Le code GLSL dans l’art génératif en temps réel mérite mieux que cette mise en scène de la prouesse. Il mérite qu’on regarde ses conditions de production, ses économies de partage et ses dépendances matérielles. Il mérite aussi qu’on reconnaisse sa puissance formelle sans lui attribuer une conscience qu’il n’a pas.

La pratique de Marc, dès lors, ne doit pas être enfermée dans le récit commode de l’artiste qui ferait surgir des mondes à partir de quelques lignes de code. Ce récit est vendeur, mais il reproduit le vieux mythe de l’auteur solitaire, simplement repeint aux couleurs du GPU. Ce que le shader montre réellement est plus intéressant: une œuvre peut être une règle, un calcul, une suite de décisions et une négociation constante entre contrôle et imprévu.

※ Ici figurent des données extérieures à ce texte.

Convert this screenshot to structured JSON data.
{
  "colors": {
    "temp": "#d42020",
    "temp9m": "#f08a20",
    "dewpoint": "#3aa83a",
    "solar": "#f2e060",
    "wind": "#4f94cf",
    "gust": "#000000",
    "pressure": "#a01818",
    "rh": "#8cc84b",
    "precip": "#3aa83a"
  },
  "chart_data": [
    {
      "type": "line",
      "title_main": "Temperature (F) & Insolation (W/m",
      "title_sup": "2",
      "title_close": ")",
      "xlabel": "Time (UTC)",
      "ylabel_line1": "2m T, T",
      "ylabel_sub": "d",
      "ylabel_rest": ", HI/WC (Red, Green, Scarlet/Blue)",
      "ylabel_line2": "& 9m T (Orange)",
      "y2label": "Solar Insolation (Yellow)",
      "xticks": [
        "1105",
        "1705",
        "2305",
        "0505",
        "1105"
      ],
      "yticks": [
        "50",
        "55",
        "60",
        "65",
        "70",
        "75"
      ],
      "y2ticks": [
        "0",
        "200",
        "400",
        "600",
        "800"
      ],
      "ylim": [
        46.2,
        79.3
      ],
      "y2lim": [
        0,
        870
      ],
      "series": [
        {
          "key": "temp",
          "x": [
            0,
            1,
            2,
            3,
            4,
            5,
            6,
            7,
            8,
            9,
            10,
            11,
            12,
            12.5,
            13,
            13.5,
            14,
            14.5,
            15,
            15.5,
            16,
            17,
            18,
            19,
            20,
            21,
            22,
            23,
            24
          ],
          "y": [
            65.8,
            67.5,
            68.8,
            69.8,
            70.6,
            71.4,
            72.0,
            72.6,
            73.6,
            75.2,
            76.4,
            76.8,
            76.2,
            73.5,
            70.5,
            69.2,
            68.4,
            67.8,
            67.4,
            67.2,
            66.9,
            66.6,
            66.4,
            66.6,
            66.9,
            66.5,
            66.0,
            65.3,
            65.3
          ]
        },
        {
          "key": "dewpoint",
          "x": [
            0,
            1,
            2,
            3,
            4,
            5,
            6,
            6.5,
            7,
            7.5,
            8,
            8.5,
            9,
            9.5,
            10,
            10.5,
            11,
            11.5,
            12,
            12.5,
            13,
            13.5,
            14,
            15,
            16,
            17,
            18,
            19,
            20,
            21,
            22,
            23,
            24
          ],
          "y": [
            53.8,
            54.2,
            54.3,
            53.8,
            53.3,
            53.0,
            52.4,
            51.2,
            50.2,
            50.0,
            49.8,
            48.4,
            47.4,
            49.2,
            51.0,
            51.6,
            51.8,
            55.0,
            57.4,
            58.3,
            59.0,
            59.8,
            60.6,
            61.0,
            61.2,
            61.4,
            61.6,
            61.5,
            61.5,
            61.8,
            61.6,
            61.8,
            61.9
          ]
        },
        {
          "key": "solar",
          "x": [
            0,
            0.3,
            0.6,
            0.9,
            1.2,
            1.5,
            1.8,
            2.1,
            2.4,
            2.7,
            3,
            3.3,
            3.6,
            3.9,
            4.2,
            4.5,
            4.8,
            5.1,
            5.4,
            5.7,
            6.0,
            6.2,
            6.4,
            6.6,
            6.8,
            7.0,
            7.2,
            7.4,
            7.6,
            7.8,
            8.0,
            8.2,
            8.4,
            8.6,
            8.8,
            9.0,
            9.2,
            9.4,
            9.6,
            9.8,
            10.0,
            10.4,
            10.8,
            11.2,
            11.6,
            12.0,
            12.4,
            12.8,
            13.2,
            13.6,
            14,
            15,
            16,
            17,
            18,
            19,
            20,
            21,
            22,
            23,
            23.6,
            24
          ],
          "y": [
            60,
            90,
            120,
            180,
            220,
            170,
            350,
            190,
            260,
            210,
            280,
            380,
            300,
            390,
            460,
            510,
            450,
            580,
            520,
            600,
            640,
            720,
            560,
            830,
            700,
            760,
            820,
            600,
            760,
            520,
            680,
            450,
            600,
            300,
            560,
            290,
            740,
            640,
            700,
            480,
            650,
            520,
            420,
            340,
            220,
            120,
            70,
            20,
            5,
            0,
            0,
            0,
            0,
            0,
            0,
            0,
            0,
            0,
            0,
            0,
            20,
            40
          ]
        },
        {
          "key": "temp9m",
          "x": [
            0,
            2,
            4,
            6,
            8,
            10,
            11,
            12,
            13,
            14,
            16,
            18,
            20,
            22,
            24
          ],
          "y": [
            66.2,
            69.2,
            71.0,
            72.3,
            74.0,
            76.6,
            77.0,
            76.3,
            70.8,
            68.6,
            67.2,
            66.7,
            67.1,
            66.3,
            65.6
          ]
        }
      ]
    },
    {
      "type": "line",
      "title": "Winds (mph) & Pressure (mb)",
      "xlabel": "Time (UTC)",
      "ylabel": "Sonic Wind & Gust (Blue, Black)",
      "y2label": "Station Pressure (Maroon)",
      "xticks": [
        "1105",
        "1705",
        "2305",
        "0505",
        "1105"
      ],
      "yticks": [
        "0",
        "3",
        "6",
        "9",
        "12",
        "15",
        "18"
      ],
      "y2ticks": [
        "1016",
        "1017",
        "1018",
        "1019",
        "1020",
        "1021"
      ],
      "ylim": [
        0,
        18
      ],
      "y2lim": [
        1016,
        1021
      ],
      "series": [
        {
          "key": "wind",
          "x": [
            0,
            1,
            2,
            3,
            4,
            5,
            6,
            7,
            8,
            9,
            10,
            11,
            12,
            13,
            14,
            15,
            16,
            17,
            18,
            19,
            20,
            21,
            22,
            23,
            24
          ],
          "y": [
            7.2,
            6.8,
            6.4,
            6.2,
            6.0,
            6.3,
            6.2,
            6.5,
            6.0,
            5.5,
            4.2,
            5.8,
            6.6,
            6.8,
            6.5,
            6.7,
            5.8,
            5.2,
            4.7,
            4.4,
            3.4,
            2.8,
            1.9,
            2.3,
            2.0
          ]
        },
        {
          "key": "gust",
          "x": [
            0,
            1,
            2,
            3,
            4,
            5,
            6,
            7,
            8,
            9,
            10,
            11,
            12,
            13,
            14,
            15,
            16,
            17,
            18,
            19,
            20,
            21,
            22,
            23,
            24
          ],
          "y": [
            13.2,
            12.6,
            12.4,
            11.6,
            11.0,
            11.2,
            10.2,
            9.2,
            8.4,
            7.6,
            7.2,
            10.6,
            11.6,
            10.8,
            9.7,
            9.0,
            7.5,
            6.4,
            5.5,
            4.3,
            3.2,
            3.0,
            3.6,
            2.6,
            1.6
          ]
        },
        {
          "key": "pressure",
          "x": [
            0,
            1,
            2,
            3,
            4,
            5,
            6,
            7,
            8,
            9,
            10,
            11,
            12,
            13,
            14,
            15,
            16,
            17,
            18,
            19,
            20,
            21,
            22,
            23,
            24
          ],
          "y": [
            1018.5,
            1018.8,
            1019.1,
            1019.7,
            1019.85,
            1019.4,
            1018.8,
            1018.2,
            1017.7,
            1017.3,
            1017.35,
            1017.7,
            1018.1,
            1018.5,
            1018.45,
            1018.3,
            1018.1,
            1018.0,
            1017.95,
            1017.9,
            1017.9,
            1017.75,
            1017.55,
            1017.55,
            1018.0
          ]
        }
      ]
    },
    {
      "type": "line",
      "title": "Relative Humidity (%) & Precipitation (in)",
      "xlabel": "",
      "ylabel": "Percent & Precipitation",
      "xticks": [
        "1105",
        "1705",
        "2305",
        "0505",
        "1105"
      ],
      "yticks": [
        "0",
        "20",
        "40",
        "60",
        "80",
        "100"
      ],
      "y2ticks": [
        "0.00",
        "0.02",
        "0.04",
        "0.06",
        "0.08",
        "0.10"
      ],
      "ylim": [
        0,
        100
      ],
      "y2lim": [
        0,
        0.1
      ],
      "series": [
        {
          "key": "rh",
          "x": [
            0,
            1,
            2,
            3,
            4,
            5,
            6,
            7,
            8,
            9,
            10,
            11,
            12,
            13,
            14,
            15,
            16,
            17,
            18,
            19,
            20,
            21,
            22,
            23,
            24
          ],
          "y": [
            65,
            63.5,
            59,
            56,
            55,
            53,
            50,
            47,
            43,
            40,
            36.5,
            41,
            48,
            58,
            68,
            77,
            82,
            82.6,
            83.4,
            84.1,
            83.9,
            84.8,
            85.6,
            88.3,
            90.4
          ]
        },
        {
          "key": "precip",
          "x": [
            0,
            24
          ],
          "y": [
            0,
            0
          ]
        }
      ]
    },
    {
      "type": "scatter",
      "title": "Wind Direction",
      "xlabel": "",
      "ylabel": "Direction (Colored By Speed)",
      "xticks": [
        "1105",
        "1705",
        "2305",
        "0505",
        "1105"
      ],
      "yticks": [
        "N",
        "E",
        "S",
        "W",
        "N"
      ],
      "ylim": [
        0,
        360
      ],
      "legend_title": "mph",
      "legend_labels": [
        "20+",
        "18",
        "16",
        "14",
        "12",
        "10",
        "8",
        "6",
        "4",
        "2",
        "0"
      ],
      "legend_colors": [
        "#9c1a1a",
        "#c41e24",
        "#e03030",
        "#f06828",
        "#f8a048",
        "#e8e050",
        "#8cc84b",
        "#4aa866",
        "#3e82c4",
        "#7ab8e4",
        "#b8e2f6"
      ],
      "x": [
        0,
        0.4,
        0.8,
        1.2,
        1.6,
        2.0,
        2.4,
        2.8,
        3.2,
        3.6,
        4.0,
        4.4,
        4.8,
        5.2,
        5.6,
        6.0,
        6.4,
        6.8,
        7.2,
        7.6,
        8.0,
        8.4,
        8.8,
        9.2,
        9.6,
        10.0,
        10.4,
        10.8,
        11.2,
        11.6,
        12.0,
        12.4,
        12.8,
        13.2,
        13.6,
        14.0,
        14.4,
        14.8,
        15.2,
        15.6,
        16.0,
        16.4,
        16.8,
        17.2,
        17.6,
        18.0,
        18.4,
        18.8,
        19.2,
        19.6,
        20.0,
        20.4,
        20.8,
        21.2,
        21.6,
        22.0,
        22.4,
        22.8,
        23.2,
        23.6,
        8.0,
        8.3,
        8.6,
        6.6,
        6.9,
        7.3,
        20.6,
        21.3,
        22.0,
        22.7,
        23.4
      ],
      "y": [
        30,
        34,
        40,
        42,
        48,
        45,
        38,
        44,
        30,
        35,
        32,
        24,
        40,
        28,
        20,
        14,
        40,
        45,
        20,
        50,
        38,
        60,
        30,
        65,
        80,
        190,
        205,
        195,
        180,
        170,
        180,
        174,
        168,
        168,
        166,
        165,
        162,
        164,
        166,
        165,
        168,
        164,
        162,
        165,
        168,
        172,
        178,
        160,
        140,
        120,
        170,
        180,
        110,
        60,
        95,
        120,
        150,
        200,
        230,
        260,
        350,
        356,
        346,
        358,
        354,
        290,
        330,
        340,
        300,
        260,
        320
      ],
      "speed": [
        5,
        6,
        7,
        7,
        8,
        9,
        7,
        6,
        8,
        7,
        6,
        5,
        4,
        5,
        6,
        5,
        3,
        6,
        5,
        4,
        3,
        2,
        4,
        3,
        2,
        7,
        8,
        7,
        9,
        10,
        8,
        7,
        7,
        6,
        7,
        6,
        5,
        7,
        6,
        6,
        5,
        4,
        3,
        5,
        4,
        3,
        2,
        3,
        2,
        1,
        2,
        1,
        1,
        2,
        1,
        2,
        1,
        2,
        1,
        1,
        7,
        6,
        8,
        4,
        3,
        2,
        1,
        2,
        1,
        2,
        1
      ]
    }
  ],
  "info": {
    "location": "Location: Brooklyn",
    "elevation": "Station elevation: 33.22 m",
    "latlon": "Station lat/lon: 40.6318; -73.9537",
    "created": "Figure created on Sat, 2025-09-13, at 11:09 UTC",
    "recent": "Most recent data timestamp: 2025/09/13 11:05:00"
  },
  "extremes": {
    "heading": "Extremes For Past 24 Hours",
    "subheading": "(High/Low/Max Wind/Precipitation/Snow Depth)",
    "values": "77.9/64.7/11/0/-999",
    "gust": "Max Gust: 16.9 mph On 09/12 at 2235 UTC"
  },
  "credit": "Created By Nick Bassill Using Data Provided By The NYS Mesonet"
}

Le raymarching ne sculpte pas de matière; il sculpte des distances. Le fragment shader ne peint pas chaque pixel; il en calcule la possibilité. Et l’institution qui expose ces images ne devrait pas seulement vendre leur éclat: elle devrait assumer le travail, les coûts et les rapports de pouvoir qu’elles rendent visibles. Sinon, derrière la révolution algorithmique, ne restera-t-il pas simplement une nouvelle rente esthétique, projetée sur deux triangles et facturée au prix fort?

Questions fréquentes

Qu’est-ce qu’un fragment shader GLSL ?
C’est un programme écrit en GLSL et exécuté en parallèle sur le GPU pour calculer l’apparence de chaque pixel affiché, notamment sa teinte, sa luminosité et son opacité.
Comment le raymarching crée-t-il des formes sans modèle 3D ?
Le raymarching utilise des fonctions de distance signées qui décrivent la distance entre un point et une surface. Il avance progressivement dans la scène depuis une caméra virtuelle afin de repérer les formes et d’en calculer l’apparence.
Pourquoi le temps est-il important dans un shader ?
Le temps peut être utilisé comme variable d’entrée pour modifier progressivement les coordonnées, les couleurs, les volumes ou les mouvements. L’animation devient ainsi le déploiement continu d’une fonction plutôt qu’une succession d’images montées.
Le code GLSL remplace-t-il le dessin dans l’art génératif ?
Non. Il impose une autre grammaire, fondée sur les relations entre coordonnées, fonctions et paramètres, tandis que le dessin fixe directement une relation entre une surface et une forme.
Quelles contraintes techniques posent les œuvres en shader ?
La résolution, le matériel graphique, le format d’affichage et la fréquence d’actualisation influencent la précision, la charge de calcul et la fluidité. La maintenance et la documentation sont également nécessaires lorsque l’œuvre dépend d’un ordinateur, d’un logiciel ou d’un pilote particulier.